A conference call (yes, we all Zoom now…) with Mark Tebeau and Carleton colleagues helped me engage those questions on the new terrain of the online teaching world we all now inhabit. I heard that the Covid19 Archive team centers its work around the concept of the shared authority that academic historians have with the communities whose pasts they study and whose present they help to represent and shape. Contributors charged with building a historical archive for the future must think through questions about whose voices and experiences are represented, and the role and position of the collectors and curators of those experiences. If my students take on those roles for the online archive, they will have to work in virtual communities at a social distance this spring, but, my conversation with Mark Tebeau assured me, they will still be faced with the same essential questions about representation and positionality that form the core of my “normal” public history class.

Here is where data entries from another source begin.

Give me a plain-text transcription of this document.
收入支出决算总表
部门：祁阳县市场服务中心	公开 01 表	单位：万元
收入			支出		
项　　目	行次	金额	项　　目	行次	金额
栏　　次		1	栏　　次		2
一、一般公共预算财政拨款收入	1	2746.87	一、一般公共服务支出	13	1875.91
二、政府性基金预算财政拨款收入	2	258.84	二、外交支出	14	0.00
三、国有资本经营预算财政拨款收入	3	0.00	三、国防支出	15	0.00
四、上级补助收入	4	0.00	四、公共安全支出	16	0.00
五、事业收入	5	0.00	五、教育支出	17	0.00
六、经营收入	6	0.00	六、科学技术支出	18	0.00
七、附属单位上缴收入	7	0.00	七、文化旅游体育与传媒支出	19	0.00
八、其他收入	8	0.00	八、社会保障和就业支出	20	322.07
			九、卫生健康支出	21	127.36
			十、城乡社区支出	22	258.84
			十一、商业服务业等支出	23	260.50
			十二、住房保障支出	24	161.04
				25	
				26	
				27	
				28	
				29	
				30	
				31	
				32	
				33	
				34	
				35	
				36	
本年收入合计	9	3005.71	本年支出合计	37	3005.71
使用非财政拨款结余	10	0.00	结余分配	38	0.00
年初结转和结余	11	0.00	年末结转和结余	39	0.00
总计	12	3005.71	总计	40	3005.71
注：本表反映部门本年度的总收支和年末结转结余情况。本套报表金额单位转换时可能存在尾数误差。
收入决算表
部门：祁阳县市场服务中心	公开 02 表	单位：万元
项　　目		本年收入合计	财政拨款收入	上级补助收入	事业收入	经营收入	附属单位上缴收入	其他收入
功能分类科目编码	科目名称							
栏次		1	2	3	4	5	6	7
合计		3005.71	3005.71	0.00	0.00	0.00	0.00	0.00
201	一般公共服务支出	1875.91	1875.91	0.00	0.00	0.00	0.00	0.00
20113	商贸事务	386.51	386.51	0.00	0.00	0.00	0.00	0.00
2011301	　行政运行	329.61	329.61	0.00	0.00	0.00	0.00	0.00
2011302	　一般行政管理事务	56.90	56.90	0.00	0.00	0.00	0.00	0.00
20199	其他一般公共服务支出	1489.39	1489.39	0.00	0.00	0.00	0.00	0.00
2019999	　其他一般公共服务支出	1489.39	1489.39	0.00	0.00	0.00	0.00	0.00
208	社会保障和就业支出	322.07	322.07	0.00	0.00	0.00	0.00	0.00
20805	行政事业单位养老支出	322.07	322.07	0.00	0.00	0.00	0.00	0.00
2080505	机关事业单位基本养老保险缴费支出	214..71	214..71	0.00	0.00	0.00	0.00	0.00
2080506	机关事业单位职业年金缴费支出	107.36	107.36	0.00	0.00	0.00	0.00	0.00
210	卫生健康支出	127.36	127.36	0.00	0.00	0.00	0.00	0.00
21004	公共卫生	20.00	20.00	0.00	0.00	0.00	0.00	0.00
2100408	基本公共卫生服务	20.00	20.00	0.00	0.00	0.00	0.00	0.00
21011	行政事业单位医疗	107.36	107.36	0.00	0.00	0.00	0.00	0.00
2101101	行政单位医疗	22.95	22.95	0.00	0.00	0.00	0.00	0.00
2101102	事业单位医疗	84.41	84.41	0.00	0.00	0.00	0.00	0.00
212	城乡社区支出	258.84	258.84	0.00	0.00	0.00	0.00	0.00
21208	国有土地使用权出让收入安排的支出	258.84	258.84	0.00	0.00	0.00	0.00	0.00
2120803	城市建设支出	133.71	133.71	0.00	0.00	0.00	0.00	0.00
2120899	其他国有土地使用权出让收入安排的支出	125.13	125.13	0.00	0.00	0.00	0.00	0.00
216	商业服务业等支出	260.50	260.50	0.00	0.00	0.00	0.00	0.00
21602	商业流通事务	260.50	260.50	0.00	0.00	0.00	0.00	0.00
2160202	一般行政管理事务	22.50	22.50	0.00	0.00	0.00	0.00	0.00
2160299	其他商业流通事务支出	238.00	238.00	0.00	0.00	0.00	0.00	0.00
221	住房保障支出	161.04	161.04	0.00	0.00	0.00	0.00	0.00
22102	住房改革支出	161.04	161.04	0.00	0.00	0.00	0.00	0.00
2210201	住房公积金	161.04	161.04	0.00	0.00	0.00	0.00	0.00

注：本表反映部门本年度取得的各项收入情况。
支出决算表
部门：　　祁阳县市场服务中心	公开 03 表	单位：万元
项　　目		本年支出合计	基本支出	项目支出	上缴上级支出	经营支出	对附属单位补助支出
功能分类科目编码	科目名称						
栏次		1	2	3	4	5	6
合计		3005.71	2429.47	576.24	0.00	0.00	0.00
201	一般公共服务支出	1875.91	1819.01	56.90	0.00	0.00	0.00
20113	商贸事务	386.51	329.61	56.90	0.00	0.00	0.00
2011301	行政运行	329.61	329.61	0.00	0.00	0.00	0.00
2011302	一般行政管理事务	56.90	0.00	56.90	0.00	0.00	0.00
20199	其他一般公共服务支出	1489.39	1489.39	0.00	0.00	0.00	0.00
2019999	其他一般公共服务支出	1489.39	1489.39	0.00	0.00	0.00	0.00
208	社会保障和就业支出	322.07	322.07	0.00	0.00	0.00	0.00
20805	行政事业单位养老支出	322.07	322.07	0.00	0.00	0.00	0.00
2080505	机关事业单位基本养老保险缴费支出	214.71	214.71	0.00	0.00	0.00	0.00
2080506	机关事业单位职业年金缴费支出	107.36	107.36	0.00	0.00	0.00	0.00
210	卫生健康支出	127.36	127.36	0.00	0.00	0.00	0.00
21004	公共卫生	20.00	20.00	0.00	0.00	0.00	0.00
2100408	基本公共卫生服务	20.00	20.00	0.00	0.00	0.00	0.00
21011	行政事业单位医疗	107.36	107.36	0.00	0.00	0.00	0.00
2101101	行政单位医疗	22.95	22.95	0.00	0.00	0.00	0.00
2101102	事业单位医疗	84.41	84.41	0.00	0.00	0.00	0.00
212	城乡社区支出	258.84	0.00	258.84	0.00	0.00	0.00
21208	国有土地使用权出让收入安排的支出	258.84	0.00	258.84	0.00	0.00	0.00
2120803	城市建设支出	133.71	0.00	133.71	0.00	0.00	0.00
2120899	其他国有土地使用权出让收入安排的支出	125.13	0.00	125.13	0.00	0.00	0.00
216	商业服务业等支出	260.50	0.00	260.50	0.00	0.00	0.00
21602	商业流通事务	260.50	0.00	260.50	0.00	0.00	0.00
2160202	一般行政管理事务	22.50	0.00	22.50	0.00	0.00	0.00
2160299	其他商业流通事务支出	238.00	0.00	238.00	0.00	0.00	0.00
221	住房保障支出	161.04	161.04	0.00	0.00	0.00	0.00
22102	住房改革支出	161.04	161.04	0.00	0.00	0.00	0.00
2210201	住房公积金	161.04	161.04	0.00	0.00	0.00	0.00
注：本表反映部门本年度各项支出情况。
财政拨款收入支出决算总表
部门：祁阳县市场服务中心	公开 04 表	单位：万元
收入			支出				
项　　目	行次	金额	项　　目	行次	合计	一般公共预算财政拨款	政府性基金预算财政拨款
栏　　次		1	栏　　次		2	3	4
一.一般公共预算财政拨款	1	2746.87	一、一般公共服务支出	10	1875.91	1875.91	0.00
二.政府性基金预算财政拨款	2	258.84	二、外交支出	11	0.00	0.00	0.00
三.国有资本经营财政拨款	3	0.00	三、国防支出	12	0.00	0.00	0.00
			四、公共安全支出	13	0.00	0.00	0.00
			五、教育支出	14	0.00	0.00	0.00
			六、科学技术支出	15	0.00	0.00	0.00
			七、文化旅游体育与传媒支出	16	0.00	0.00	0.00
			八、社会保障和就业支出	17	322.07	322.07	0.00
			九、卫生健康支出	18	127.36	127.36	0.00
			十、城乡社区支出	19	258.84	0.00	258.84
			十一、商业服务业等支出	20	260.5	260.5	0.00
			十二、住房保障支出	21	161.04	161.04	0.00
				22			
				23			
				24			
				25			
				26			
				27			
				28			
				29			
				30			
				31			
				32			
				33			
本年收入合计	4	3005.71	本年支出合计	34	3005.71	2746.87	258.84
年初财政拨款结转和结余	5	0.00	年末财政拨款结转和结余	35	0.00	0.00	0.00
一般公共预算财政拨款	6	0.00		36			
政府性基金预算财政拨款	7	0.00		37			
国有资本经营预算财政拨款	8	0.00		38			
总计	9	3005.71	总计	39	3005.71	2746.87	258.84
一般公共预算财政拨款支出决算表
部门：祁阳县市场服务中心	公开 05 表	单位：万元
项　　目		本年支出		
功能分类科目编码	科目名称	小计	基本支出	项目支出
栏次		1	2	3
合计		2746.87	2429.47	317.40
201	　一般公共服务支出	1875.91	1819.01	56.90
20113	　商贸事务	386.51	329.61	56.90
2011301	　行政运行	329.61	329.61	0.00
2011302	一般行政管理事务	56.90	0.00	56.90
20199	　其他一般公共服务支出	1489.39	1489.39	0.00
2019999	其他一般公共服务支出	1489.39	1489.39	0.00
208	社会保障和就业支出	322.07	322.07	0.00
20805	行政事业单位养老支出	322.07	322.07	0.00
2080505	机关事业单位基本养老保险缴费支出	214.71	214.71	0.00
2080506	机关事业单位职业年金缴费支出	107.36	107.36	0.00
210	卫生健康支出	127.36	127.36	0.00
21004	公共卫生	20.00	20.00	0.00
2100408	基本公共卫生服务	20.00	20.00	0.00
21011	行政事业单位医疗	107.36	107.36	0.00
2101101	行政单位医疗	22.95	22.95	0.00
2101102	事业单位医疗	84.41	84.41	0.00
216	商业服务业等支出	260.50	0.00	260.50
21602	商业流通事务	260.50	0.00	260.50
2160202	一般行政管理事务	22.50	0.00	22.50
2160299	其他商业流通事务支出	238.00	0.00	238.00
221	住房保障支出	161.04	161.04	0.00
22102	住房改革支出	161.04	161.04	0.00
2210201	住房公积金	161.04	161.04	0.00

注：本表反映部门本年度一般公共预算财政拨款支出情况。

After that conference call, I stayed on the line with Emily Oliver, Associate Director for Academic Civic Engagement at Carleton, and Elizabeth Budd, the Educational Associate for Carleton’s Public Arts and Humanities Initiative funded by the Mellon Foundation. Emily pushed for me to articulate precisely how I would ensure that my students’ work would remain consistent with the mission of the Center for Community and Civic Engagement (CCCE): that students “deepen their learning, broaden their knowledge, and create reciprocal partnerships by engaging with local, national, and global communities.” Elizabeth helped me to understand the way digital platforms could assure and enhance the students’ experiences: a new blog to capture students’ reflections on their work in a public forum; a local instance of the Archive, to allow students to practice new digital skills and deepen their understanding of archival practices before presenting polished work that would be beneficial for the Covid19 Archive team.

The minute I left the conference call, I started re-working my spring term syllabus. Five days earlier, I had been ready to abandon “Historians for Hire,” and now, here I was, regretting the two-week delay of spring break before my students could get started. Key to that shift was the way my own community engagements shaped my response to the current crisis. Faced with new questions and challenges, I turned to the online community of the NCPH, and to my Carleton colleagues for help. The national community of practice helped me see the ways in which our shared values and goals as historians could be re-centered on a project that focused on the present. Colleagues helped me figure out how I could replicate classroom experiences in a digital environment. I will miss working face to face with my local community partners this spring, but I am relentlessly optimistic about the work that my students will do, and I am grateful to the virtual communities I can pull towards me, even as I keep everyone around me at a safe social distance.